La película explora en vena metafórica temas de índole social y política, como el uso de refugiados y marginados como carne de cañón en las guerras de las grandes potencias imperialistas. Así como la creación y uso de inteligencia artificial, junto con sus implicaciones en lo humano. Tema abordado por escritores como Phillip K. Dick o Masamune Shirow, creador del cómic original de Ghost in the Shell y que han encontrado eco y resonancia en piezas llenas de onirismo futurista, desde Blade Runner (1982) hasta la disolución identitaria de la híper sofisticada serie Westworld (2016).
Dirigida con eficiencia y pensada tanto para quienes están familiarizados con la saga e historia original, como para el espectador que se acerca por primera vez, La vigilante del futuro encuentra su fuerza en el uso que hace de Scarlett Johansson, no muy diferente del que los estudios hacen de los mismos cuerpos en la ya conocida economía de la lujuria.
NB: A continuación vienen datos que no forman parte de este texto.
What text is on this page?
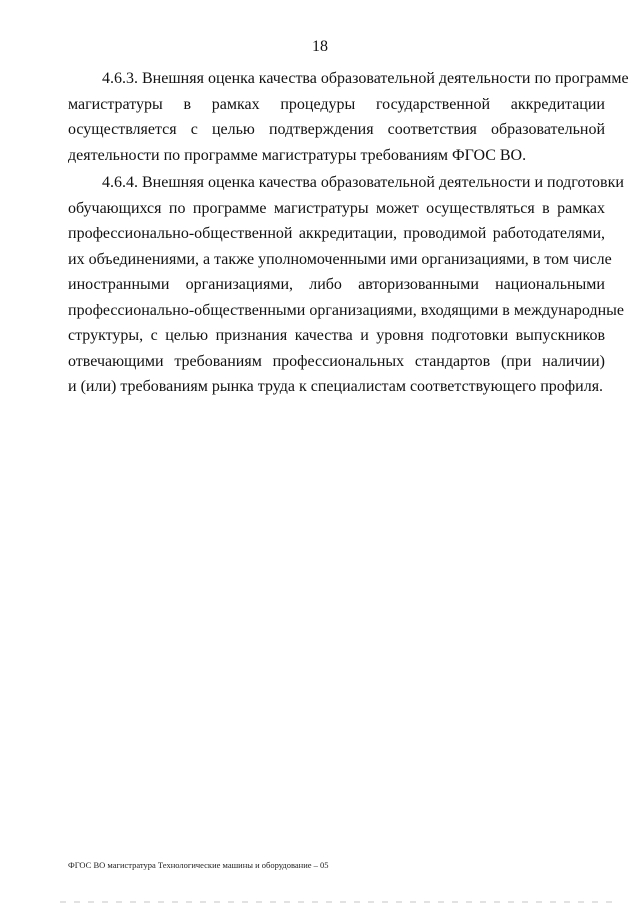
18

4.6.3. Внешняя оценка качества образовательной деятельности по программе
магистратуры в рамках процедуры государственной аккредитации
осуществляется с целью подтверждения соответствия образовательной
деятельности по программе магистратуры требованиям ФГОС ВО.

4.6.4. Внешняя оценка качества образовательной деятельности и подготовки
обучающихся по программе магистратуры может осуществляться в рамках
профессионально-общественной аккредитации, проводимой работодателями,
их объединениями, а также уполномоченными ими организациями, в том числе
иностранными организациями, либо авторизованными национальными
профессионально-общественными организациями, входящими в международные
структуры, с целью признания качества и уровня подготовки выпускников
отвечающими требованиям профессиональных стандартов (при наличии)
и (или) требованиям рынка труда к специалистам соответствующего профиля.

ФГОС ВО магистратура Технологические машины и оборудование – 05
Pero más allá de los evidentes fines de explotación comercial a los que el curvilíneo cuerpo de la versátil actriz se presta, hay una riqueza mucho más compleja en cómo Scarlett Johansson se ha convertido en el cyborg más socorrido de Hollywood.
Sea como la impecable epítome del deseo masculino en Don Jon (2013), el delicado sistema operativo de Her (2013), el impenetrablemente sensible alien de Bajo la piel (2013) o la carnalidad absoluta de la inteligencia humana en Lucy (2014). Johansson atraviesa un dilema similar al de Major en el uso que otros hacen de su cuerpo, su voz o su mera presencia física. Se convierte en un andrógino objeto del deseo, indudablemente peligroso pero sumamente atractivo, que quiere trascender las funciones para las que fue “diseñada” y encontrar lo que se entiende como humanidad: la historia de un pasado y la dirección que da un objetivo específico.
La vigilante del futuro resulta, por ello, más estimulante en las reflexiones que genera alrededor de su protagonista que de ella misma, siendo una película meticulosamente diseñada, con solventes secuencias de acción y un rico contexto que es apenas arañado por el equipo creativo. Una película “mercenaria”, enviada por un taciturno magnate, a infiltrarse en nuestras cabezas y hacernos desear que la nostalgia pueda durar aún más.